There is also a different kind of strings: &'static str
. These strings are not owned by anyone: exactly one instance of string is placed inside the compiled binary file, and only pointers are passed around. There is no allocation and no deallocation, hence no ownership. In a sense, static strings are owned by the compiler, not by a programmer. This is why String
can not be used to represent a static string.
Alright, so why not use &String
to represent a static string? Imagine a world where the following code is a valid Rust:
let s: &'static String = "hello, world!";
This might look fine, but implementation-wise, this is suboptimal:
String
itself has a pointer to the actual data, so &String
has to be basically a pointer to a pointer.
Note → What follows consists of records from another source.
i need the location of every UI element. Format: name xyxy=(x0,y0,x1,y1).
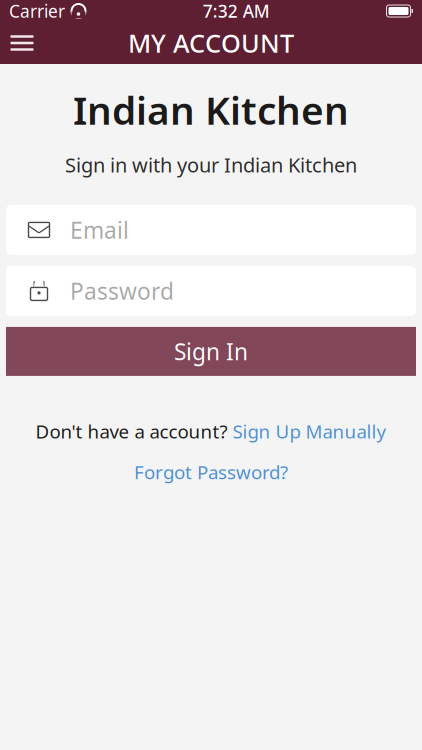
staticText: Email xyxy=(70,215,129,245)
staticText: Carrier xyxy=(9,0,65,22)
staticText: Forgot Password? xyxy=(134,460,288,484)
staticText: Sign In xyxy=(174,336,248,366)
button[interactable]: Menu xyxy=(0,22,44,64)
staticText: MY ACCOUNT xyxy=(128,26,294,60)
staticText: Sign in with your Indian Kitchen xyxy=(65,151,357,178)
button[interactable]: Sign Up Manually xyxy=(232,419,386,444)
button[interactable]: Forgot Password? xyxy=(134,460,288,484)
staticText: Don't have a account? xyxy=(36,419,228,444)
staticText: Indian Kitchen xyxy=(73,84,349,135)
staticText: 7:32 AM xyxy=(203,0,270,22)
staticText: Password xyxy=(70,276,174,306)
button[interactable]: Sign In xyxy=(6,327,416,376)
staticText: Sign Up Manually xyxy=(232,419,386,444)
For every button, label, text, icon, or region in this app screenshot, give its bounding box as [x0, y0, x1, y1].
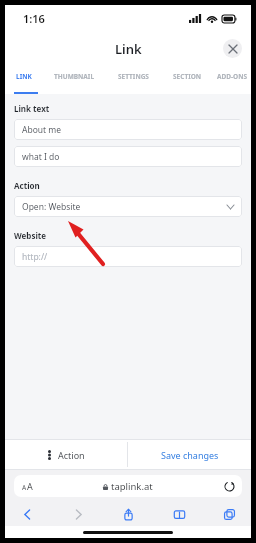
staticText: LINK: [16, 72, 32, 81]
staticText: what I do: [22, 151, 60, 163]
button[interactable]: SECTION: [161, 65, 213, 94]
staticText: THUMBNAIL: [54, 72, 95, 81]
button[interactable]: Close: [223, 39, 242, 58]
staticText: Link text: [14, 103, 50, 114]
staticText: ADD-ONS: [217, 72, 248, 81]
staticText: 1:16: [23, 11, 45, 26]
staticText: A: [27, 480, 33, 492]
button[interactable]: Save changes: [128, 439, 251, 470]
button[interactable]: SETTINGS: [105, 65, 161, 94]
button[interactable]: Reload: [224, 481, 234, 491]
button[interactable]: Action: [5, 439, 127, 470]
button[interactable]: Back: [15, 502, 39, 526]
staticText: http://: [22, 251, 48, 263]
button[interactable]: taplink.at: [14, 475, 242, 497]
staticText: Action: [14, 180, 40, 191]
staticText: Link: [115, 40, 142, 58]
staticText: Action: [58, 449, 85, 461]
staticText: A: [22, 483, 27, 492]
staticText: About me: [22, 124, 62, 136]
button[interactable]: LINK: [5, 65, 43, 94]
button[interactable]: Forward: [66, 502, 90, 526]
button[interactable]: Tabs: [217, 502, 241, 526]
staticText: SETTINGS: [118, 72, 149, 81]
button[interactable]: ADD-ONS: [213, 65, 251, 94]
button[interactable]: http://: [14, 246, 242, 267]
button[interactable]: Open: Website: [14, 196, 242, 217]
staticText: taplink.at: [111, 480, 153, 493]
button[interactable]: what I do: [14, 146, 242, 167]
button[interactable]: About me: [14, 119, 242, 140]
staticText: SECTION: [173, 72, 202, 81]
staticText: Save changes: [161, 449, 219, 461]
staticText: Website: [14, 230, 47, 241]
button[interactable]: Bookmarks: [167, 502, 191, 526]
button[interactable]: THUMBNAIL: [43, 65, 105, 94]
button[interactable]: Share: [116, 502, 140, 526]
staticText: Open: Website: [22, 201, 81, 213]
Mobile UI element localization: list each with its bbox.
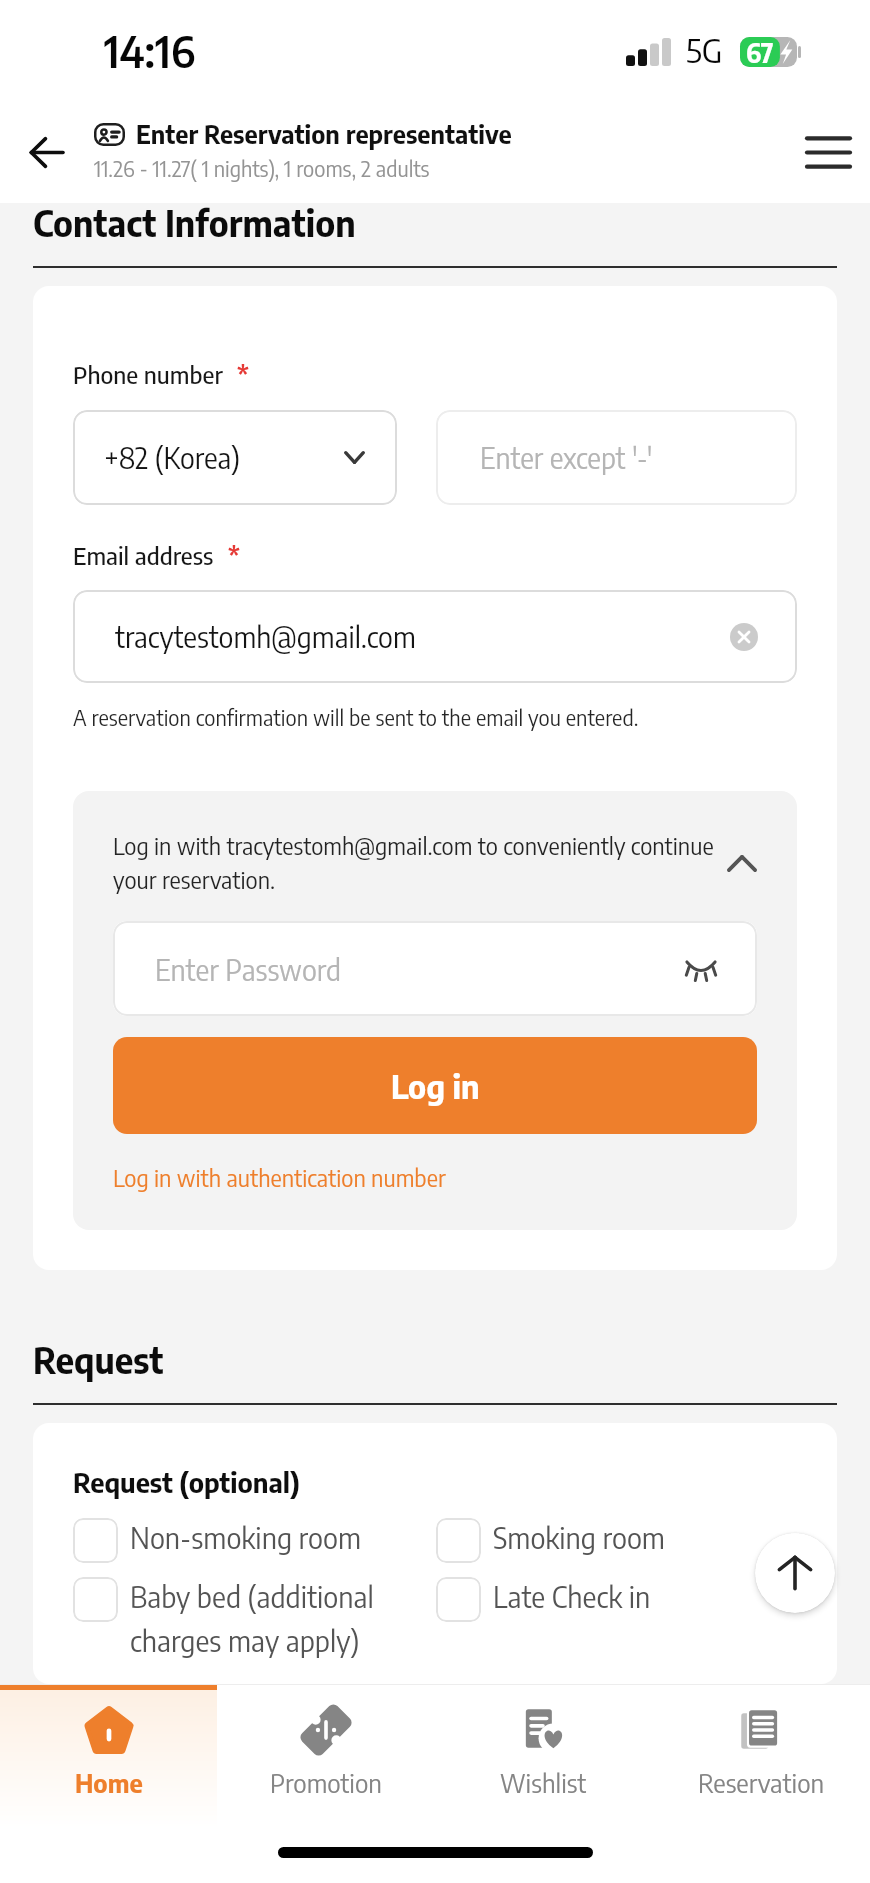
button[interactable]: tracytestomh@gmail.com bbox=[73, 590, 797, 683]
button[interactable]: Back bbox=[14, 120, 78, 184]
staticText: 67 bbox=[746, 36, 774, 66]
staticText: Enter Password bbox=[155, 951, 342, 987]
staticText: +82 (Korea) bbox=[104, 440, 240, 476]
staticText: Enter Reservation representative bbox=[136, 118, 512, 150]
button[interactable]: Menu bbox=[796, 120, 860, 184]
staticText: tracytestomh@gmail.com bbox=[115, 619, 416, 655]
button[interactable]: Home bbox=[0, 1685, 217, 1828]
button[interactable]: Baby bed (additional charges may apply) bbox=[73, 1577, 436, 1658]
staticText: Late Check in bbox=[493, 1578, 651, 1614]
button[interactable]: Clear bbox=[730, 623, 758, 651]
staticText: * bbox=[237, 359, 249, 389]
button[interactable]: Scroll to top bbox=[755, 1533, 835, 1613]
staticText: Promotion bbox=[270, 1766, 382, 1798]
button[interactable]: Wishlist bbox=[434, 1685, 652, 1828]
staticText: Enter except '-' bbox=[480, 440, 653, 476]
staticText: Email address bbox=[73, 540, 214, 570]
button[interactable]: Enter Password bbox=[113, 921, 757, 1016]
button[interactable]: Log in with authentication number bbox=[113, 1163, 446, 1192]
button[interactable]: Collapse bbox=[726, 843, 757, 883]
button[interactable]: Log in bbox=[113, 1037, 757, 1134]
staticText: Contact Information bbox=[33, 200, 356, 245]
staticText: Log in bbox=[391, 1065, 480, 1106]
staticText: 14:16 bbox=[104, 24, 196, 78]
staticText: 5G bbox=[686, 29, 723, 70]
staticText: * bbox=[228, 540, 240, 570]
staticText: Wishlist bbox=[500, 1766, 587, 1798]
staticText: Home bbox=[75, 1766, 143, 1798]
staticText: Reservation bbox=[698, 1766, 825, 1798]
staticText: Smoking room bbox=[493, 1519, 665, 1555]
staticText: A reservation confirmation will be sent … bbox=[73, 704, 639, 731]
button[interactable]: Enter except '-' bbox=[436, 410, 797, 505]
button[interactable]: Reservation bbox=[652, 1685, 870, 1828]
staticText: Request bbox=[33, 1337, 164, 1382]
staticText: Baby bed (additional charges may apply) bbox=[130, 1578, 436, 1659]
button[interactable]: Promotion bbox=[217, 1685, 434, 1828]
staticText: Log in with tracytestomh@gmail.com to co… bbox=[113, 831, 723, 894]
button[interactable]: Show password bbox=[686, 958, 716, 980]
staticText: 11.26 - 11.27( 1 nights), 1 rooms, 2 adu… bbox=[94, 155, 430, 182]
staticText: Phone number bbox=[73, 359, 223, 389]
staticText: Non-smoking room bbox=[130, 1519, 362, 1555]
button[interactable]: Non-smoking room bbox=[73, 1518, 436, 1563]
button[interactable]: Late Check in bbox=[436, 1577, 797, 1622]
staticText: Request (optional) bbox=[73, 1465, 300, 1499]
button[interactable]: +82 (Korea) bbox=[73, 410, 397, 505]
button[interactable]: Smoking room bbox=[436, 1518, 797, 1563]
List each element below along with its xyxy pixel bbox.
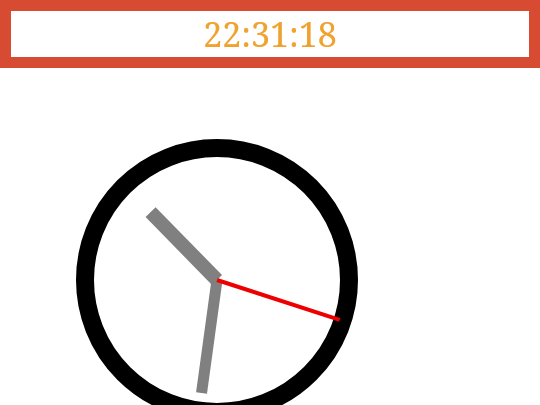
staticText: 22:31:18 — [203, 11, 337, 57]
button[interactable]: 22:31:18 — [11, 11, 529, 57]
other: Analog clock showing 22:31:18 — [0, 0, 540, 405]
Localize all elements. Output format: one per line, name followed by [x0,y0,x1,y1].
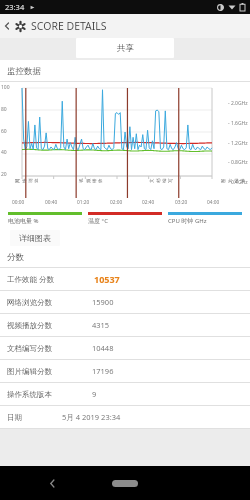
staticText: 详细图表 [19,233,51,243]
staticText: 视频播放 [79,177,103,183]
staticText: 02:00 [110,199,123,206]
staticText: 工作效能 分数 [7,274,54,284]
staticText: 15900 [92,297,114,307]
button[interactable]: 日期 [0,406,250,429]
staticText: 80 [1,106,7,113]
staticText: 03:20 [175,199,188,206]
staticText: 4315 [92,320,110,330]
button[interactable]: 共享 [76,38,174,58]
staticText: 图片编辑 [221,177,245,183]
staticText: CPU 时钟 GHz [168,217,242,225]
staticText: 01:20 [77,199,90,206]
staticText: - 0.4GHz [228,179,248,186]
button[interactable]: 网络浏览分数 [0,291,250,314]
staticText: 00:00 [12,199,25,206]
staticText: 文档编写 [149,177,173,183]
staticText: 60 [1,128,7,135]
button[interactable]: 操作系统版本 [0,383,250,406]
staticText: 5月 4 2019 23:34 [62,412,121,422]
button[interactable]: 图片编辑分数 [0,360,250,383]
staticText: 视频播放分数 [7,321,52,330]
staticText: - 2.0GHz [228,100,248,107]
staticText: SCORE DETAILS [31,19,107,33]
staticText: 文档编写分数 [7,344,52,353]
staticText: 02:40 [142,199,155,206]
staticText: 00:40 [45,199,58,206]
staticText: 分数 [7,252,24,263]
staticText: 日期 [7,413,22,422]
button[interactable]: Back [0,19,14,33]
staticText: 40 [1,149,7,156]
button[interactable]: 文档编写分数 [0,337,250,360]
staticText: 10448 [92,343,114,353]
staticText: 网络浏览分数 [7,298,52,307]
staticText: 操作系统版本 [7,390,52,399]
staticText: 10537 [94,273,120,285]
button[interactable]: Home [112,480,138,487]
staticText: 17196 [92,366,114,376]
staticText: 图片编辑分数 [7,367,52,376]
staticText: 04:00 [207,199,220,206]
staticText: 9 [92,389,97,399]
staticText: 100 [1,84,10,91]
staticText: 20 [1,171,7,178]
button[interactable]: Back [44,475,60,491]
staticText: - 1.6GHz [228,120,248,127]
staticText: 23:34 [5,2,25,12]
button[interactable]: 详细图表 [10,230,60,246]
button[interactable]: 工作效能 分数 [0,268,250,291]
staticText: 网络浏览 [15,177,39,183]
staticText: - 0.8GHz [228,159,248,166]
staticText: 共享 [117,43,134,54]
staticText: 电池电量 % [8,217,82,225]
staticText: - 1.2GHz [228,140,248,147]
staticText: 监控数据 [7,66,41,77]
staticText: 温度 °C [88,217,162,225]
button[interactable]: 视频播放分数 [0,314,250,337]
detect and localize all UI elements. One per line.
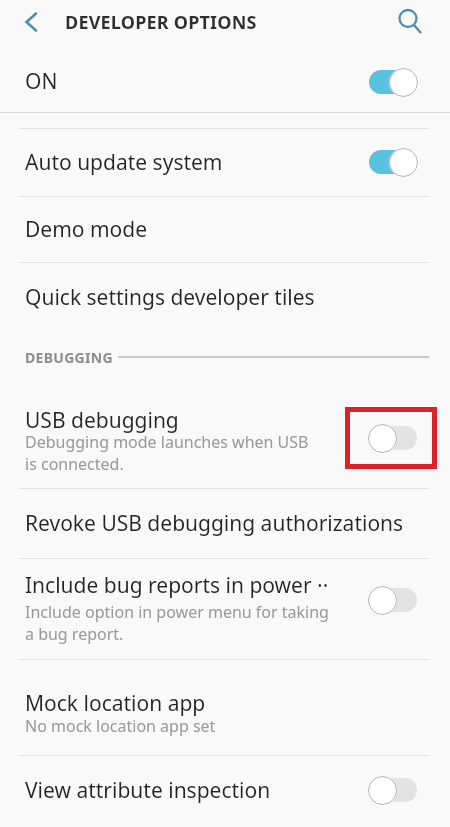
- button[interactable]: [0, 558, 450, 659]
- staticText: View attribute inspection: [25, 776, 271, 805]
- staticText: Quick settings developer tiles: [25, 283, 315, 312]
- button[interactable]: [368, 423, 418, 453]
- staticText: ON: [25, 67, 58, 96]
- button[interactable]: [390, 2, 434, 42]
- staticText: Include option in power menu for taking …: [25, 601, 329, 645]
- button[interactable]: [368, 147, 418, 177]
- button[interactable]: [0, 45, 450, 112]
- button[interactable]: [0, 488, 450, 558]
- staticText: Auto update system: [25, 148, 223, 177]
- staticText: Include bug reports in power ··: [25, 571, 329, 600]
- staticText: DEVELOPER OPTIONS: [65, 10, 257, 35]
- staticText: Demo mode: [25, 215, 148, 244]
- button[interactable]: [0, 262, 450, 330]
- button[interactable]: [0, 659, 450, 755]
- button[interactable]: [0, 385, 450, 488]
- staticText: No mock location app set: [25, 715, 216, 737]
- button[interactable]: [368, 775, 418, 805]
- button[interactable]: [368, 67, 418, 97]
- button[interactable]: [0, 128, 450, 196]
- button[interactable]: [0, 755, 450, 827]
- staticText: Mock location app: [25, 689, 206, 718]
- button[interactable]: [0, 196, 450, 262]
- staticText: Revoke USB debugging authorizations: [25, 509, 404, 538]
- staticText: DEBUGGING: [25, 348, 113, 367]
- staticText: Debugging mode launches when USB is conn…: [25, 431, 309, 475]
- button[interactable]: [368, 585, 418, 615]
- button[interactable]: [10, 2, 50, 42]
- staticText: USB debugging: [25, 406, 179, 435]
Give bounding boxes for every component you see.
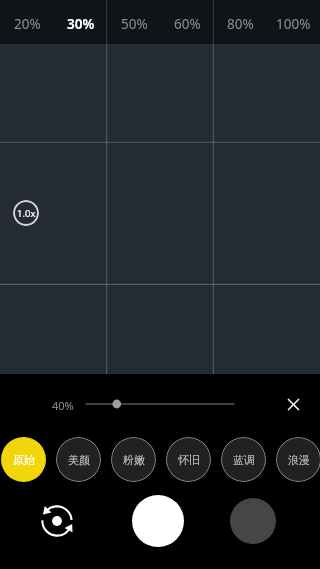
button[interactable]: 100%	[267, 0, 320, 44]
staticText: 80%	[227, 15, 254, 33]
button[interactable]: 蓝调	[221, 437, 266, 482]
staticText: 蓝调	[233, 453, 255, 467]
button[interactable]: 原始	[1, 437, 46, 482]
button[interactable]: Exposure slider	[80, 392, 240, 416]
staticText: 美颜	[68, 453, 90, 467]
button[interactable]: Switch camera	[37, 501, 77, 541]
button[interactable]: 60%	[161, 0, 214, 44]
button[interactable]: 1.0x	[13, 200, 39, 226]
staticText: 50%	[121, 15, 148, 33]
staticText: 20%	[14, 15, 41, 33]
staticText: 1.0x	[17, 207, 36, 220]
staticText: 粉嫩	[123, 453, 145, 467]
button[interactable]: 80%	[214, 0, 267, 44]
button[interactable]: 美颜	[56, 437, 101, 482]
staticText: 怀旧	[178, 453, 200, 467]
button[interactable]: Take photo	[132, 495, 184, 547]
staticText: 浪漫	[288, 453, 310, 467]
button[interactable]: Gallery	[230, 498, 276, 544]
button[interactable]: 怀旧	[166, 437, 211, 482]
staticText: 60%	[174, 15, 201, 33]
button[interactable]: Close	[271, 382, 315, 426]
button[interactable]: 粉嫩	[111, 437, 156, 482]
button[interactable]: 50%	[108, 0, 161, 44]
staticText: 100%	[276, 15, 311, 33]
staticText: 原始	[13, 453, 35, 467]
button[interactable]: 30%	[54, 0, 108, 44]
staticText: 30%	[67, 15, 95, 33]
button[interactable]: 20%	[0, 0, 54, 44]
button[interactable]: 浪漫	[276, 437, 320, 482]
staticText: 40%	[52, 398, 74, 413]
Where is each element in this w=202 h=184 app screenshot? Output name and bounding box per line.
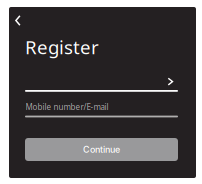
- button[interactable]: Back: [8, 10, 30, 32]
- staticText: Register: [25, 34, 99, 59]
- staticText: Mobile number/E-mail: [26, 102, 109, 112]
- button[interactable]: Country code: [25, 70, 178, 94]
- button[interactable]: Continue: [25, 138, 178, 161]
- staticText: Continue: [83, 144, 120, 155]
- button[interactable]: Mobile number/E-mail: [25, 101, 178, 119]
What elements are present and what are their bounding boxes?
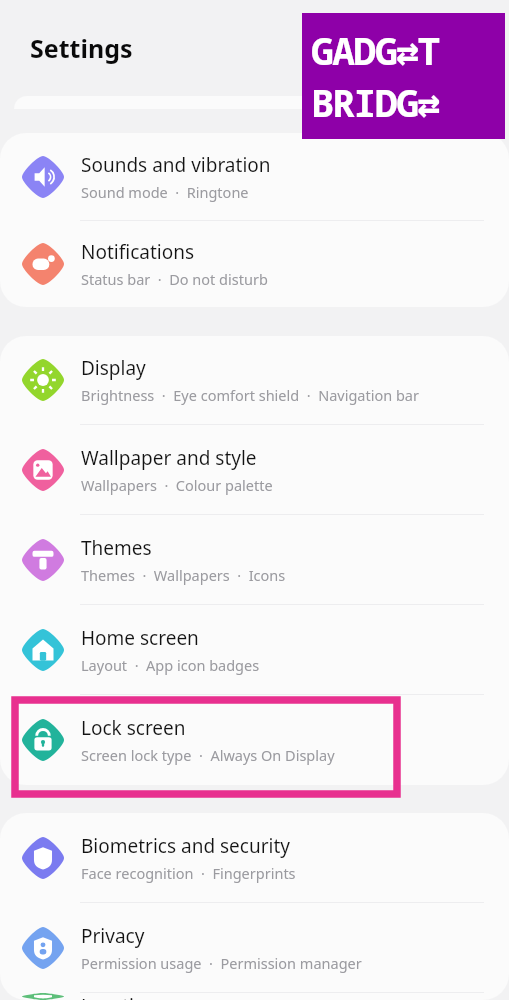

This violates zero-cost abstraction principle: why do we introduce an excessive level of indirection, when actually the compiler statically knows the address of "hello, world!"
?
Even if somehow the compiler was smart enough to decide that an excessive pointer is not needed here (which would lead to a bunch of other problems), still String
itself contains three 8-byte fields:
- Data pointer;
- Data length;
- Allocation capacity - lets us know how much free space there is after the data.
However, when we are talking about static strings, capacity makes zero sense: static strings are read-only.
So, in the end, when the compiler sees &'static String
, we actually want it to store only a data pointer and length - otherwise, we are paying for what we will never use, which is against zero-cost abstraction principle. This looks like an arcane wizardry that we want from the compiler: the variable type is &String
but the variable itself is anything but a reference to String
.
To make this work, we actually need a different type, not &String
, that only holds a data pointer and length. And here it is: &str
! It is better than &String
in a number of ways:
- Does not have an excessive level of indirection - only one pointer;
- Does not store capacity, which would be meaningless in many contexts;
- No black magic: we define
str
as a variable-sized type (the data itself), so &str
is just a reference to the data.
Now you might wonder: why not introduce str
instead of &str
? Remeber the convention: having str
would imply that you own the data, which you don't. Hence &str
.